No Supremo Tribunal Federal (STF), a presidência ficará a cargo do ministro Edson Fachin, com Alexandre de Moraes na vice-presidência, mantendo a mesma dupla que ganhou destaque nos últimos anos. Fachin e Moraes estiveram no centro da reação institucional aos ataques golpistas de 2022 e da condução de preparativos e respostas ao processo eleitoral naquele ano, em ações que envolveram combate à desinformação e defesa do sistema eleitoral. 

Ambos têm histórico de decisões e posturas vistas por observadores e especialistas como mais intervencionistas, especialmente em temas sensíveis ao processo democrático, o que inclui a atuação firme frente a ameaças às urnas eletrônicas e às instituições. 

TSE: comando mais contido e de perfil discreto

Por outro lado, no Tribunal Superior Eleitoral (TSE), a presidência das eleições de 2026 ficará com Nunes Marques, com André Mendonça como vice, ambos indicados ao STF pelo ex-presidente Jair Bolsonaro e que, até aqui, têm carreiras com posturas consideradas menos intervencionistas em julgamentos eleitorais. 

Nunes Marques já sinalizou em julgamentos recentes que o TSE não deve atuar como um “terceiro turno” das eleições, postura que o coloca em oposição ao estilo mais ativo observado na gestão de Moraes no tribunal nos pleitos anteriores. Mendonça também tem declarado a intenção de adotar uma condução mais discreta e fundamentada, com menor protagonismo institucional. 

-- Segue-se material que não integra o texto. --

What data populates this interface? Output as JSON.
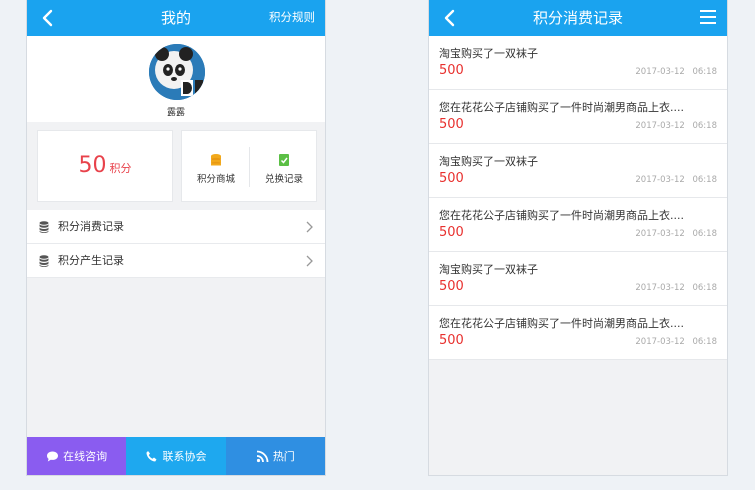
{
  "colors": {
    "header": "#1aa3ef",
    "points_red": "#e8424b",
    "tab_consult": "#8a5cf0",
    "tab_contact": "#1ea8ef",
    "tab_hot": "#2f8fe2"
  },
  "mine": {
    "header": {
      "title": "我的",
      "right_link": "积分规则",
      "back_icon": "chevron-left-icon"
    },
    "profile": {
      "username": "露露",
      "avatar_icon": "panda-avatar"
    },
    "points": {
      "value": "50",
      "unit": "积分"
    },
    "actions": [
      {
        "label": "积分商城",
        "icon": "coin-stack-icon"
      },
      {
        "label": "兑换记录",
        "icon": "clipboard-check-icon"
      }
    ],
    "menu": [
      {
        "label": "积分消费记录",
        "icon": "database-icon"
      },
      {
        "label": "积分产生记录",
        "icon": "database-icon"
      }
    ],
    "tabs": [
      {
        "label": "在线咨询",
        "icon": "chat-bubble-icon"
      },
      {
        "label": "联系协会",
        "icon": "phone-icon"
      },
      {
        "label": "热门",
        "icon": "rss-icon"
      }
    ]
  },
  "records_page": {
    "header": {
      "title": "积分消费记录",
      "back_icon": "chevron-left-icon",
      "menu_icon": "hamburger-menu-icon"
    },
    "records": [
      {
        "title": "淘宝购买了一双袜子",
        "points": "500",
        "time": "2017-03-12 06:18"
      },
      {
        "title": "您在花花公子店铺购买了一件时尚潮男商品上衣....",
        "points": "500",
        "time": "2017-03-12 06:18"
      },
      {
        "title": "淘宝购买了一双袜子",
        "points": "500",
        "time": "2017-03-12 06:18"
      },
      {
        "title": "您在花花公子店铺购买了一件时尚潮男商品上衣....",
        "points": "500",
        "time": "2017-03-12 06:18"
      },
      {
        "title": "淘宝购买了一双袜子",
        "points": "500",
        "time": "2017-03-12 06:18"
      },
      {
        "title": "您在花花公子店铺购买了一件时尚潮男商品上衣....",
        "points": "500",
        "time": "2017-03-12 06:18"
      }
    ]
  }
}
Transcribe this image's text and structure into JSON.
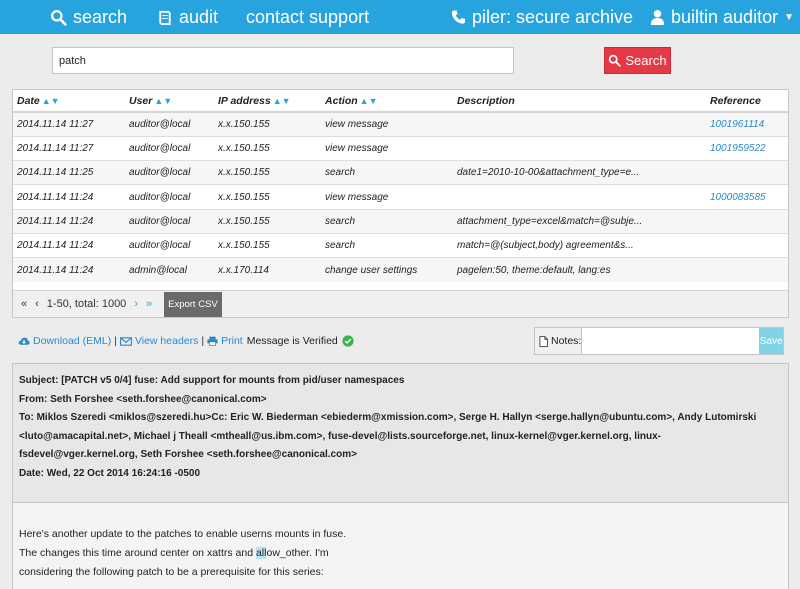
{
  "nav": {
    "search": "search",
    "audit": "audit",
    "contact": "contact support",
    "brand": "piler: secure archive",
    "user": "builtin auditor"
  },
  "search": {
    "value": "patch",
    "button": "Search"
  },
  "table": {
    "headers": [
      "Date",
      "User",
      "IP address",
      "Action",
      "Description",
      "Reference"
    ],
    "rows": [
      [
        "2014.11.14 11:27",
        "auditor@local",
        "x.x.150.155",
        "view message",
        "",
        "1001961114"
      ],
      [
        "2014.11.14 11:27",
        "auditor@local",
        "x.x.150.155",
        "view message",
        "",
        "1001959522"
      ],
      [
        "2014.11.14 11:25",
        "auditor@local",
        "x.x.150.155",
        "search",
        "date1=2010-10-00&attachment_type=e...",
        ""
      ],
      [
        "2014.11.14 11:24",
        "auditor@local",
        "x.x.150.155",
        "view message",
        "",
        "1000083585"
      ],
      [
        "2014.11.14 11:24",
        "auditor@local",
        "x.x.150.155",
        "search",
        "attachment_type=excel&match=@subje...",
        ""
      ],
      [
        "2014.11.14 11:24",
        "auditor@local",
        "x.x.150.155",
        "search",
        "match=@(subject,body) agreement&s...",
        ""
      ],
      [
        "2014.11.14 11:24",
        "admin@local",
        "x.x.170.114",
        "change user settings",
        "pagelen:50, theme:default, lang:es",
        ""
      ]
    ]
  },
  "pager": {
    "text": "1-50, total: 1000",
    "export": "Export CSV"
  },
  "toolbar": {
    "download": "Download (EML)",
    "headers": "View headers",
    "print": "Print",
    "verified": "Message is Verified",
    "notes_label": "Notes:",
    "save": "Save"
  },
  "message": {
    "subject": "Subject: [PATCH v5 0/4] fuse: Add support for mounts from pid/user namespaces",
    "from": "From: Seth Forshee <seth.forshee@canonical.com>",
    "to_line1": "To: Miklos Szeredi <miklos@szeredi.hu>Cc: Eric W. Biederman <ebiederm@xmission.com>, Serge H. Hallyn <serge.hallyn@ubuntu.com>, Andy Lutomirski",
    "to_line2": "<luto@amacapital.net>, Michael j Theall <mtheall@us.ibm.com>, fuse-devel@lists.sourceforge.net, linux-kernel@vger.kernel.org, linux-",
    "to_line3": "fsdevel@vger.kernel.org, Seth Forshee <seth.forshee@canonical.com>",
    "date": "Date: Wed, 22 Oct 2014 16:24:16 -0500",
    "body_line1": "Here's another update to the patches to enable userns mounts in fuse.",
    "body_line2_pre": "The changes this time around center on xattrs and ",
    "body_line2_hl": "all",
    "body_line2_post": "ow_other. I'm",
    "body_line3": "considering the following patch to be a prerequisite for this series:"
  },
  "colors": {
    "nav_bg": "#27a3dd",
    "search_button": "#e63946",
    "link": "#2a8ac7",
    "save_button": "#7fd3e6"
  }
}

Essa diferença de abordagem entre os comandos do STF e do TSE — um mais articulado e com histórico de forte intervenção em temas públicos e institucionais, e outro com tendências à contenção e cautela — pode se refletir em tensões ou debates mais acirrados ao longo do processo eleitoral, especialmente em pautas sensíveis como desinformação, propaganda irregular, e pedidos de cassação de candidaturas. 

Implicações para 2026

Em ano de eleição presidencial, quando a Justiça Eleitoral terá papel central na organização dos pleitos e julgamento de conflitos, as lideranças das duas cortes estarão sob escrutínio de partidos, advogados e sociedade. A expectativa é de que a dupla à frente do STF atue de maneira mais proativa em defesa das instituições e da ordem constitucional, enquanto o comando do TSE — com ministros de perfil mais contido e alinhados historicamente às posições de Bolsonaro — privilegie uma atuação mais técnica e menos intervencionista na condução das eleições.